Se a tudo isto adicionarmos a questão, nunca adequada e convincentemente esclarecida, de eleições condicionadas por trolls comandados por potências inimigas da democracia, claro se torna que ninguém poderá prever para onde caminhamos.

Imprevisibilidade que parece ter hoje, também em Portugal, uma dimensão inabitual.

O regime, tal como o conhecemos há meio século, parece estar a um passo de terminar, tornando-se mais policromático, mais conservador e com níveis de contestação até agora desconhecidos. Donde que mais instável, a necessitar de maior concertação, de maior tolerância, de mais política. A necessitar de dar mais protagonismo ao que se faz do que a quem faz.

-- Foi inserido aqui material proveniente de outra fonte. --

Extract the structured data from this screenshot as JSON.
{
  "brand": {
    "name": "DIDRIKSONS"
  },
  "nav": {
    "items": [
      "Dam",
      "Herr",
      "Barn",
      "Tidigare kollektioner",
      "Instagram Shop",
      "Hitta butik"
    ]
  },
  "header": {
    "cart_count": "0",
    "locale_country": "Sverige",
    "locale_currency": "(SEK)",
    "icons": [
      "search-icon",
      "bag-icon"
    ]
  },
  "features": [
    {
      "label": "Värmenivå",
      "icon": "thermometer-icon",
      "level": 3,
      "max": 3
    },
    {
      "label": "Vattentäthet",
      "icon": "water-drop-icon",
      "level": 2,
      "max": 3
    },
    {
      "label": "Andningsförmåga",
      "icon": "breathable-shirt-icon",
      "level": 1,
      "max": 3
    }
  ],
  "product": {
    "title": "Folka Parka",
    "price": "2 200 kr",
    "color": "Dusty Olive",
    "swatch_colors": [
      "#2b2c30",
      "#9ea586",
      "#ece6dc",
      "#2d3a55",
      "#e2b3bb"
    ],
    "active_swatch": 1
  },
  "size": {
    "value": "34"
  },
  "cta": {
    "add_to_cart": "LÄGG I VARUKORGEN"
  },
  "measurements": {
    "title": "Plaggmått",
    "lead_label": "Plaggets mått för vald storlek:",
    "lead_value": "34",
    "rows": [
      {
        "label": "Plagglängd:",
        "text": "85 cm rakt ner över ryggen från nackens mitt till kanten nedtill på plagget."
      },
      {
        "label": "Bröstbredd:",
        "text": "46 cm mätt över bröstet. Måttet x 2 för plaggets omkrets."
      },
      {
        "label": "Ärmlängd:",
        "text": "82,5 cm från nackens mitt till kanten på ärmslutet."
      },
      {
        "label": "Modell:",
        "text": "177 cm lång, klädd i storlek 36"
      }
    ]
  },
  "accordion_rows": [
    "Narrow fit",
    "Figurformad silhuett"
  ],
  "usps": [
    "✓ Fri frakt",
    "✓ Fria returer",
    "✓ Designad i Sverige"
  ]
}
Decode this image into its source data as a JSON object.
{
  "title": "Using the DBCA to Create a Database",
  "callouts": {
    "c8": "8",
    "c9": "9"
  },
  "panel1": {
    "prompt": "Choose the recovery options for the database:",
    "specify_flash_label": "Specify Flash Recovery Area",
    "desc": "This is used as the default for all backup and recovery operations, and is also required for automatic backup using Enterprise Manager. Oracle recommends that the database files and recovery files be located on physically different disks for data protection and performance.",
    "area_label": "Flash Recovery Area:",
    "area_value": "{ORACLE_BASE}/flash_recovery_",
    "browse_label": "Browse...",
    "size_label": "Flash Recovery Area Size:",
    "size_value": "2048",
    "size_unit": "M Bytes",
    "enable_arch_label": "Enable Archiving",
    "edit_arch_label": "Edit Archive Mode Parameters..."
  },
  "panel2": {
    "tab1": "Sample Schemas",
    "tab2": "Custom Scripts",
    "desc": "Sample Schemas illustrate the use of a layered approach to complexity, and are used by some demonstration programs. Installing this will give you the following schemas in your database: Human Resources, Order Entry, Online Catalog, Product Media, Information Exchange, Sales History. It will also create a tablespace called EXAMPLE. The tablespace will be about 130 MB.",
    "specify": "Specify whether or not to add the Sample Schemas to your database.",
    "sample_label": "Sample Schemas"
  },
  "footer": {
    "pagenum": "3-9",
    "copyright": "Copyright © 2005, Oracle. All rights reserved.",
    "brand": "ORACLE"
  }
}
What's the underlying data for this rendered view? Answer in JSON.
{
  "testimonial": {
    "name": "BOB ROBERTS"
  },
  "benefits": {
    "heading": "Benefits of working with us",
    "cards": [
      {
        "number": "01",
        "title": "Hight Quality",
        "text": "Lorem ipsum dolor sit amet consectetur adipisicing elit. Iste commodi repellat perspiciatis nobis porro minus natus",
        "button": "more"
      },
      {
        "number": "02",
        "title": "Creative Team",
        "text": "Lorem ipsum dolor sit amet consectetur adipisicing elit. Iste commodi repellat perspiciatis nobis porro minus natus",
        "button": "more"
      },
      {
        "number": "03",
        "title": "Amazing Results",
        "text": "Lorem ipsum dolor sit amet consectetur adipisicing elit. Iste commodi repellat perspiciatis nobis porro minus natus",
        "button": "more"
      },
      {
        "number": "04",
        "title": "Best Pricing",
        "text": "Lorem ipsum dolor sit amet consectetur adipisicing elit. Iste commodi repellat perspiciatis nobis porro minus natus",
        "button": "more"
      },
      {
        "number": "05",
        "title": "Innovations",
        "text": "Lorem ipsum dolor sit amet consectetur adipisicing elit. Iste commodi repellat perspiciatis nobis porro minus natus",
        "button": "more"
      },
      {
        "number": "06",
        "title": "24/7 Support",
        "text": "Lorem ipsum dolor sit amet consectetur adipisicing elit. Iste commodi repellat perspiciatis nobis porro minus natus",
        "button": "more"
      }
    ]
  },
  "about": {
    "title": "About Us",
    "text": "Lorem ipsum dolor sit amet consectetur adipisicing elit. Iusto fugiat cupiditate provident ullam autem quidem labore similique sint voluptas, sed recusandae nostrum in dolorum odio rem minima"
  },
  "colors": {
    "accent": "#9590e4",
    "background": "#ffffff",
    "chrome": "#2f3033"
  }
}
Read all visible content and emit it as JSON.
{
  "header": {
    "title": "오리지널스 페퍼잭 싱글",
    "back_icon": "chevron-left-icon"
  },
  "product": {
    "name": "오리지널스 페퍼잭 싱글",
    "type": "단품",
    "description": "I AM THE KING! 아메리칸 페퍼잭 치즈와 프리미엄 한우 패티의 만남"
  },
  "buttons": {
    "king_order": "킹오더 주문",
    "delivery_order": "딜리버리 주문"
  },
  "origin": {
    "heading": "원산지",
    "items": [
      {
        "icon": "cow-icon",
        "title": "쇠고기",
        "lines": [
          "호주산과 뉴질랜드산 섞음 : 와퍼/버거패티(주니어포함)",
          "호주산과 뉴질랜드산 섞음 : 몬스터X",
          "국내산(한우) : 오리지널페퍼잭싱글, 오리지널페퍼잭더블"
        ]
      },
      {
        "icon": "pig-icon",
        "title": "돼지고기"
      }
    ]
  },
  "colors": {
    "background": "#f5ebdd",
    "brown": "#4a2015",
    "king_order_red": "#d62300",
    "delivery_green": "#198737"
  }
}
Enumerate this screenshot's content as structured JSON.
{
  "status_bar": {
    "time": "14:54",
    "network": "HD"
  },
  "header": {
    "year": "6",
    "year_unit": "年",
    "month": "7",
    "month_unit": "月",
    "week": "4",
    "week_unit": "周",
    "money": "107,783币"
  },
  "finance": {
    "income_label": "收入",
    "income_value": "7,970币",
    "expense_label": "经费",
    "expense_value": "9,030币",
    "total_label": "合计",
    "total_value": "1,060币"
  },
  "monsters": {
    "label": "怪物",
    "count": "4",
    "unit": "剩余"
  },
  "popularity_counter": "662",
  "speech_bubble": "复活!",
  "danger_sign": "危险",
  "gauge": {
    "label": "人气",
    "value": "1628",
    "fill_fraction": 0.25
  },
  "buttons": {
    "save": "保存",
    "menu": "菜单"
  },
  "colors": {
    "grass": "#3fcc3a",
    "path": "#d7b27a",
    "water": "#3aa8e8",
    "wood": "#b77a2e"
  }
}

Simultaneamente, e em simultâneo, alguns dos pilares essenciais ao desempenho das funções de soberania entraram numa crise inédita, pelo menos para os portugueses com menos de 50 anos.

O sistema judiciário parece dominado, pelo menos para o cidadão comum, por um confronto entre procuradores e juízes. Confronto que coloca em crise não só os procedimentos em curso, como as decisões que, tomadas por outros, no passado, ainda não conheceram caso julgado. Este é um caminho que, a manter-se, pode vir a colocar em causa a essencial certeza e segurança jurídica.

Também as forças de segurança iniciaram um processo de contestação que, parece, terá ficado no limiar da insubordinação, condicionando, de forma desusada, quaisquer decisões governamentais. Se a segurança efectiva no país parece não estar em causa, já a essencial percepção de segurança pela comunidade não pode deixar de estar afectada.

Ainda no que à defesa nacional respeita, assistimos a um deficit de recursos que certamente dificulta a salvaguarda da soberania vis a vis as nossas obrigações e a salvaguarda da nossa extensa zona económica exclusiva. Passámos, em meio século, de um “país em armas” que afectava à defesa 7,4% do PIB, para um país quase sem forças armadas, afectando à defesa 1,4% do PIB.

Na clássica opção, ensinada por Paul Samuelson, entre produzir canhões ou manteiga, teremos optado pela manteiga. Ponto é saber até quando vamos poder manter esta opção. Preocupante é que, tendo tomado esta opção, ainda hoje 4,4 milhões de portugueses só acedem à manteiga, e pouca, com a ajuda de apoios públicos. Mas, este é um assunto para outro momento.

Temos muitos e difíceis desafios. Desafios difíceis de vencer em qualquer época, sendo-o ainda mais quando vivemos uma “mudança de época”. Tempos desafiantes se aproximam.

O autor escreve de acordo com a antiga ortografia.